16. PERIODICAL PUBLICATIONS
A contract for the printing of a periodical publication may not be terminated by either party unless 6 weeks’ notice in writing is given in thecase of periodicals produced monthly or more frequently or 4 weeks’ notice in writing is given in the case of other periodicals. Notice may be given at any time but wherever possible should be given after the completion of work on any one issue. Nevertheless, the Company may terminate any such contract forthwith should any sum due thereunder remain unpaid.
17. FORCE MAJEURE
The Company shall be under no liability if it shall be unable to carry out any provision of the contract for any reason beyond its reasonable control including (without limiting the foregoing) Act of God, legislation, war, fire, flood, drought, failure of power supply, lock-out, strike or other action taken by employees in contemplation of furtherance of a dispute or owing to any inability to procure materials required for the performance of the contract. If such contingency continues for a period of thirty days or more the customer may by written notice to the Company elect to terminate the contract and pay for work done and materials used, but subject thereto shall otherwise accept delivery when available.
18. TERMINATION
Both the Company and the customer shall have the right at any time by giving notice in writing to the other to terminate this contract forthwith upon the happening of one or more of the following events:
a) If the other shall fail to make any payment within seven days of the due date or to remedy any other breach forthwith upon being so required in writing.

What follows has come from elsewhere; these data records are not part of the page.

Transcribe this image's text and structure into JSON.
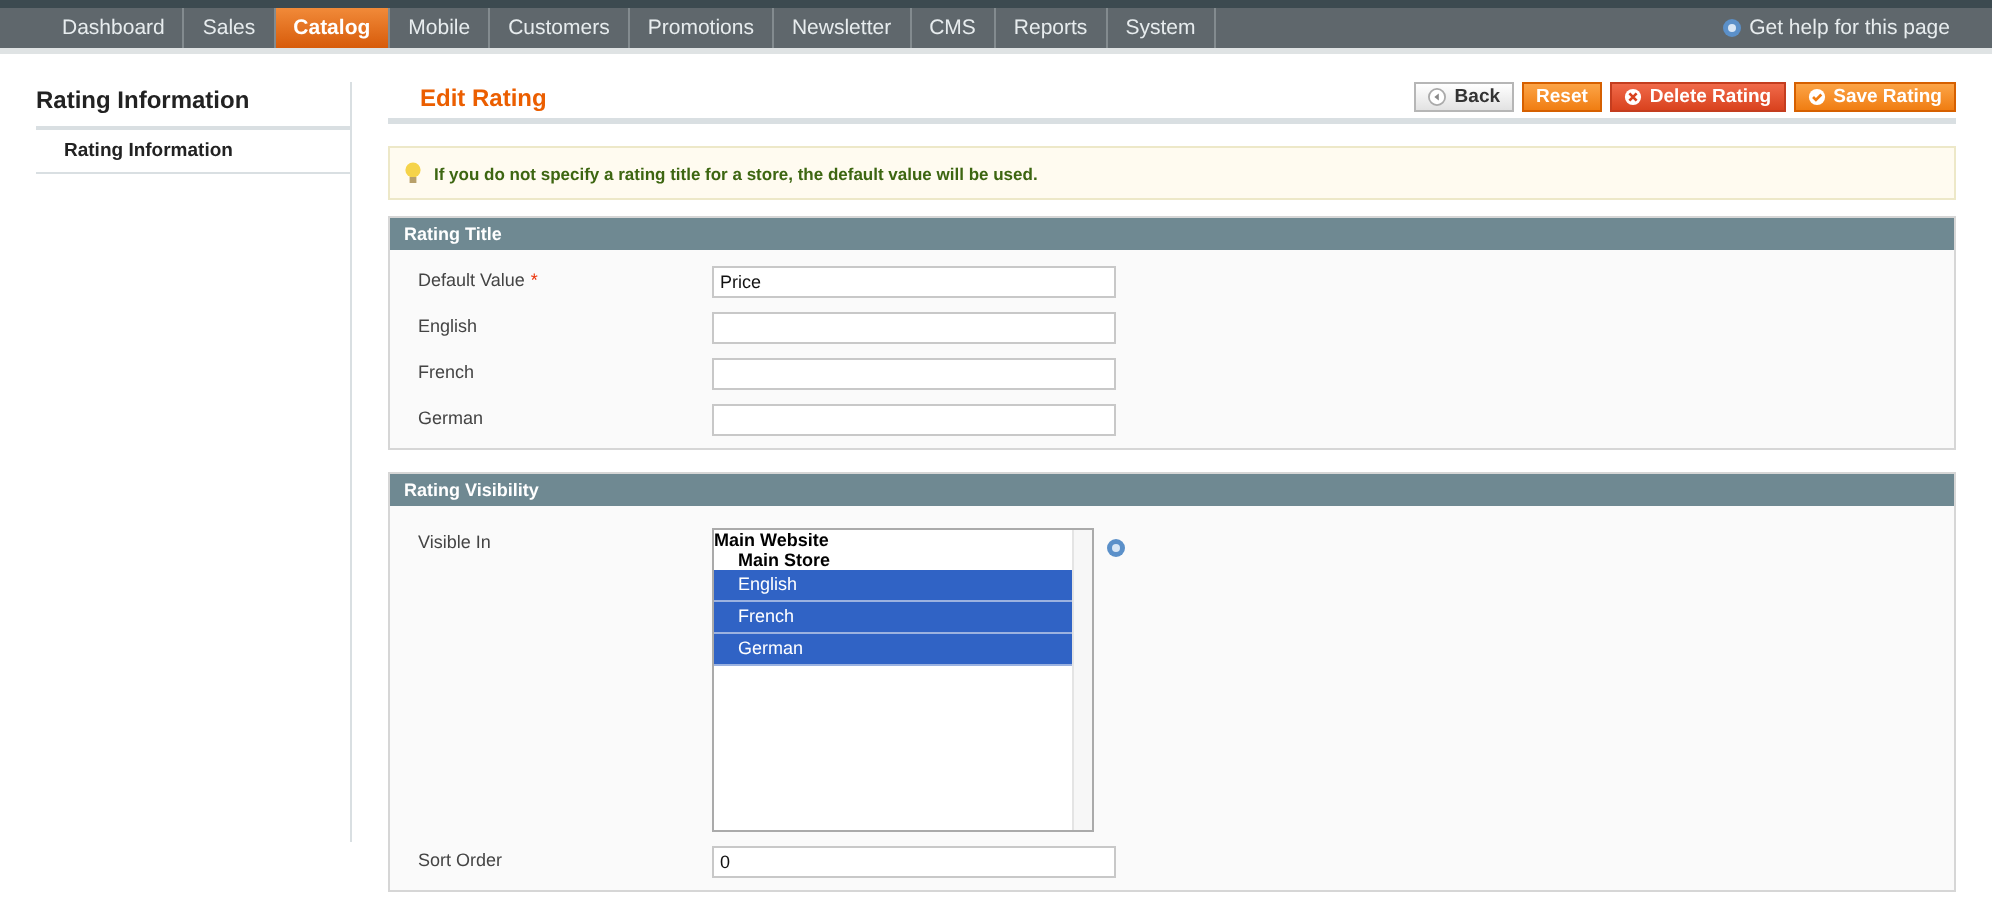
{
  "nav": {
    "items": [
      {
        "label": "Dashboard",
        "selected": false
      },
      {
        "label": "Sales",
        "selected": false
      },
      {
        "label": "Catalog",
        "selected": true
      },
      {
        "label": "Mobile",
        "selected": false
      },
      {
        "label": "Customers",
        "selected": false
      },
      {
        "label": "Promotions",
        "selected": false
      },
      {
        "label": "Newsletter",
        "selected": false
      },
      {
        "label": "CMS",
        "selected": false
      },
      {
        "label": "Reports",
        "selected": false
      },
      {
        "label": "System",
        "selected": false
      }
    ],
    "help": "Get help for this page"
  },
  "sidebar": {
    "title": "Rating Information",
    "items": [
      {
        "label": "Rating Information",
        "selected": true
      }
    ]
  },
  "page": {
    "title": "Edit Rating",
    "buttons": [
      {
        "label": "Back",
        "kind": "back"
      },
      {
        "label": "Reset",
        "kind": "plain"
      },
      {
        "label": "Delete Rating",
        "kind": "delete"
      },
      {
        "label": "Save Rating",
        "kind": "save"
      }
    ],
    "notice": "If you do not specify a rating title for a store, the default value will be used."
  },
  "rating_title": {
    "heading": "Rating Title",
    "fields": [
      {
        "label": "Default Value",
        "required_mark": "*",
        "value": "Price"
      },
      {
        "label": "English"
      },
      {
        "label": "French"
      },
      {
        "label": "German"
      }
    ]
  },
  "rating_visibility": {
    "heading": "Rating Visibility",
    "visible_in": {
      "label": "Visible In",
      "options": [
        {
          "label": "Main Website",
          "kind": "website",
          "selected": false
        },
        {
          "label": "Main Store",
          "kind": "store",
          "selected": false
        },
        {
          "label": "English",
          "kind": "view",
          "selected": true
        },
        {
          "label": "French",
          "kind": "view",
          "selected": true
        },
        {
          "label": "German",
          "kind": "view",
          "selected": true
        }
      ]
    },
    "sort_order": {
      "label": "Sort Order",
      "value": "0"
    }
  }
}
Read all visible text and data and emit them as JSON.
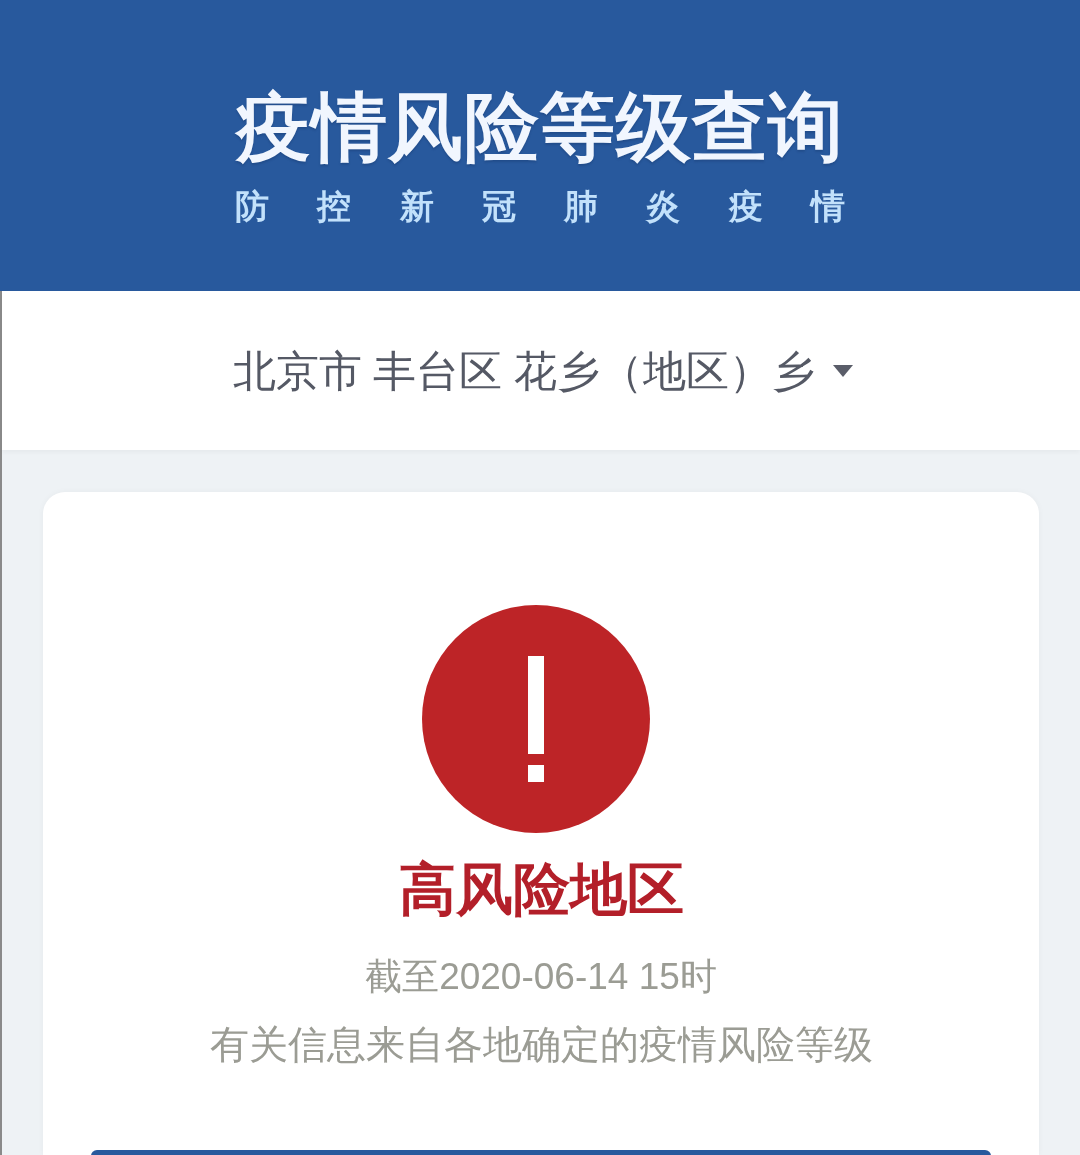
{
  "header": {
    "title": "疫情风险等级查询",
    "subtitle": "防 控 新 冠 肺 炎 疫 情"
  },
  "location_selector": {
    "text": "北京市 丰台区 花乡（地区）乡"
  },
  "result": {
    "kind": "high",
    "label": "高风险地区",
    "as_of": "截至2020-06-14 15时",
    "note": "有关信息来自各地确定的疫情风险等级"
  }
}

b) If the other shall enter into bankruptcy or liquidation whether compulsory or voluntary (other than for the purposes of amalgamation or reconstruction) or compounds with or enters into a scheme of arrangement for the benefit of its creditors or has a receiver appointed of all or any part of its assets or takes or suffers any similar action in consequence of debt.
19. REMEDIES
a) Termination of this contract for whatever causes shall not affect the rights or remedies of either party in respect of any antecedent breach or in respect of any sum of money owing or to become owing by the other.
b) No waiver by the Company of any breach by the customer of any of these conditions shall preclude the Company from relying on such breach in the event of any continuation or repetition thereof.
20. SUB-CONTRACTORS
The Company may sub-contract any or all of its obligations, but shall remain liable to the customer therefore.
21. The customer may not withhold payment of any invoice or other amount due to the Company by reason of any right of set-off or counterclaim which the customer may have orallege to have or for any reason whatever.
22. Any provision of these conditions which is or may be void or unenforceable shall to the extent of such invalidity or unenforceability be deemed severable and shall not affect any other provisionof these conditions.
23. LAW
This contract shall be governed by and construed in accordance with the laws of England.
24. HEADINGS
The headings shall not affect the meaning or interpretation of these conditions.